Olivier, C.Y., Lowery, D.T., et Stobbs, L.W. (2009). « Phytoplasma diseases and their relationships with insect and plant hosts in Canadian horticultural and field crops. », Canadian Entomologist, 141(5), p. 425-462. doi : 10.4039/n08-CPA02  Accès au texte intégral (en anglais seulement)

Résumé

Les phytoplasmes sont des parasites stricts du phloème des plantes, responsables de plus de 300 maladies à travers le monde. Les phytoplasmes sont transmis par des hémiptères phloémophages, principalement des cicadelles (Hemiptera : Cicadellidae). Ils se reproduisent dans les organes de leurs insectes vecteurs et sont transmis aux plantes avec les sécretions salivaires de ces mêmes insectes. Les maladies à phytoplasmes sont les produits de relations tritrophiques entre les phytoplasmes et souvent, plusieurs plantes hôtes et insectes vecteurs.
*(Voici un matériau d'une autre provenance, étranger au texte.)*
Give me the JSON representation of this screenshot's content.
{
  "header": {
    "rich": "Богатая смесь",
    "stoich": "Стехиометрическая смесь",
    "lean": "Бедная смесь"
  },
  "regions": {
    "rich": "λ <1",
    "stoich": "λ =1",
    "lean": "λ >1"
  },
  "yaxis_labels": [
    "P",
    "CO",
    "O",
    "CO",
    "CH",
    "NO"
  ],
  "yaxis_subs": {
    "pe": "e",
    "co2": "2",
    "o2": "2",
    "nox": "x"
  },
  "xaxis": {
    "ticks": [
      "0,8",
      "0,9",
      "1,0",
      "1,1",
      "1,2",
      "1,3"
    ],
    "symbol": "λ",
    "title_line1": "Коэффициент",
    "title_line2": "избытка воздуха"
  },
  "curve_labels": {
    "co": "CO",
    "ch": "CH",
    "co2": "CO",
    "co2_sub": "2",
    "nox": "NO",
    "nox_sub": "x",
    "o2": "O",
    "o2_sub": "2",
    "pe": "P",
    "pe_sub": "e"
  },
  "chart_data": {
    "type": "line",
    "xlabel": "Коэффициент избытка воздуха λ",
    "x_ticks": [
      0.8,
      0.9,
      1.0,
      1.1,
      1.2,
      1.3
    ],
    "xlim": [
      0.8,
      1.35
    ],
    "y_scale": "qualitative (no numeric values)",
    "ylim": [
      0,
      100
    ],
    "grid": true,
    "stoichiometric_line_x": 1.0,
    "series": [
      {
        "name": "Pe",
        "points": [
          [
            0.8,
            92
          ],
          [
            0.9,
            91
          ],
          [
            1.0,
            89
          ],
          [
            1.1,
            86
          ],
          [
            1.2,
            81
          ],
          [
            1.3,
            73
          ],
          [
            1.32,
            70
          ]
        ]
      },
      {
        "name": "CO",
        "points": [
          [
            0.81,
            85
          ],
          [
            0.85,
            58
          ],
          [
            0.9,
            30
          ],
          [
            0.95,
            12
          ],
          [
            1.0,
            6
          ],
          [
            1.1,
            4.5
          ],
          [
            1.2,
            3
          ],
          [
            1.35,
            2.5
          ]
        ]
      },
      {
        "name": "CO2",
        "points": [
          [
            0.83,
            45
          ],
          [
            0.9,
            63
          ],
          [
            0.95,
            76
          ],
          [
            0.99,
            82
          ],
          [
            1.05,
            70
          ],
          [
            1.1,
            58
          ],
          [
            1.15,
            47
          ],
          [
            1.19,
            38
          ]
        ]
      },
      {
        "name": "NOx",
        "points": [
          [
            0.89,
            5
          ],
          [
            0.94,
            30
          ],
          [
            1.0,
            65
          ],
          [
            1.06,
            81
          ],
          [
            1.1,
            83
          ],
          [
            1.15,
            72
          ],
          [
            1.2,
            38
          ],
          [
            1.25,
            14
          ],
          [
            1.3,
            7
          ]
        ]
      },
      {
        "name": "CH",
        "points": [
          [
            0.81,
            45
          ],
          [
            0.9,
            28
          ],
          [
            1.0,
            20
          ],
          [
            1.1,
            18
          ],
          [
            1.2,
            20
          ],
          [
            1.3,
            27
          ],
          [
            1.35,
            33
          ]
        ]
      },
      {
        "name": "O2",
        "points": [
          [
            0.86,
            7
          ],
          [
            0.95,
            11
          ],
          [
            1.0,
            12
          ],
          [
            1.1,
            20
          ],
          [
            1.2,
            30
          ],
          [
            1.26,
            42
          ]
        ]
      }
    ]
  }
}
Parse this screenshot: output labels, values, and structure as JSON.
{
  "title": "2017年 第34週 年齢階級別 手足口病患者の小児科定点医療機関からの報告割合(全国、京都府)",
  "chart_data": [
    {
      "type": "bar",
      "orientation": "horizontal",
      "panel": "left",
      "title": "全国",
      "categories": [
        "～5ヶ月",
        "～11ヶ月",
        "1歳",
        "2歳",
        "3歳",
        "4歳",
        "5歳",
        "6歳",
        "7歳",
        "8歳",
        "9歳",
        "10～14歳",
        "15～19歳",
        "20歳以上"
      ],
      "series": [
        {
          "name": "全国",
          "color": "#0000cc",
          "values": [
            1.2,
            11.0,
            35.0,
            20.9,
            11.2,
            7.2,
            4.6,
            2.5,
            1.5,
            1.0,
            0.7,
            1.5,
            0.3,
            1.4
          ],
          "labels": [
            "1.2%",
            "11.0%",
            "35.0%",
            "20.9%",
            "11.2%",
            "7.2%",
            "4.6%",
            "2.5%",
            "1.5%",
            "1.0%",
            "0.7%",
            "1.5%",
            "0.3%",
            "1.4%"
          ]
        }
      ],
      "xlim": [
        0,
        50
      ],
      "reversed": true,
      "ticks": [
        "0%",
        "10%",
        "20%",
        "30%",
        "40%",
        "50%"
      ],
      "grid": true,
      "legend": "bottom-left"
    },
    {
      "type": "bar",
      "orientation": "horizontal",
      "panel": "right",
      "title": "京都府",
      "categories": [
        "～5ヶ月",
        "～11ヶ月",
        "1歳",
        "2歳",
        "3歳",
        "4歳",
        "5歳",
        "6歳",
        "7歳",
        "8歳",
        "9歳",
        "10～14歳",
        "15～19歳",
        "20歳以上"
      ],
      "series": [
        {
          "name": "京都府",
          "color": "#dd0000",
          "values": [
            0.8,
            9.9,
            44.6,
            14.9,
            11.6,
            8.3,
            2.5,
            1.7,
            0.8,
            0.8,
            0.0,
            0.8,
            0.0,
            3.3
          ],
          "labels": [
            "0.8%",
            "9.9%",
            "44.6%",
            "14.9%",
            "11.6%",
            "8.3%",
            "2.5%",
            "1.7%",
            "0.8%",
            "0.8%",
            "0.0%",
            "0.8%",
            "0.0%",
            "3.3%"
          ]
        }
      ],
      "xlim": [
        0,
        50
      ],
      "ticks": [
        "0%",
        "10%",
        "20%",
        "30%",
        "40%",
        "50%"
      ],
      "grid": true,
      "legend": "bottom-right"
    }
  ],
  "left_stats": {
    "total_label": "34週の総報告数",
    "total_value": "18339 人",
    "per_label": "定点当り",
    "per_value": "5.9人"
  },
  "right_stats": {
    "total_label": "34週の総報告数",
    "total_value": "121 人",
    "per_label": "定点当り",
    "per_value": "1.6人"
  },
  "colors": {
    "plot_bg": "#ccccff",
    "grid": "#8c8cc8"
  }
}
La gamme d’hôtes des phytoplasmes dépend du nombre de vecteurs, de leurs habitudes alimentaires et de leur capacité de dissémination. Les relations entre les phytoplasmes et leurs vecteurs sont complexes et dépendent de la capacité vectrice des insectes et des conséquences de l’infection du phytoplasme sur l’insecte vecteur. Au Canada, sept taxons ont été identifiés dans les grandes cultures et en horticulture, celui de la jaunisse de l’aster associé à l’insecte vecteur Macrosteles quadrilineatus (Forbes), étant le plus commun et le plus répandu. La maladie X du pêcher est transmise par au moins huit espèces de cicadelles et cause des dégats importants à toutes les espèces du genre Prunus L. (Rosaceae). Le phytoplasme de la prolifération du trèfle, transmise par M. quadrilineatus, est associé à des maladies économiquement importantes telles que la prolifération du trèfle et le balai de sorcière chez la luzerne. La jaunisse du frêne et le dépérissement du poirier continuent de causer des dégats économiques importants en Amérique du Nord, tandis que le bois noir, une maladie de quarantaine au Canada, a été détecté récemment dans des vignobles de la Colombie britannique et de l’Ontario. Les maladies à phytoplasmes sont difficiles à contrôler et les moyens de lutte les plus utilisés actuellement restent les mesures de quarantaine et les pulvérisations d’insecticides pour réduire les populations d’insectes vecteurs. Cependant, de nouvelles techniques de lutte, comprenant la lutte intégrée, les biotechnologies et la résistance des plantes, sont en cours de développement.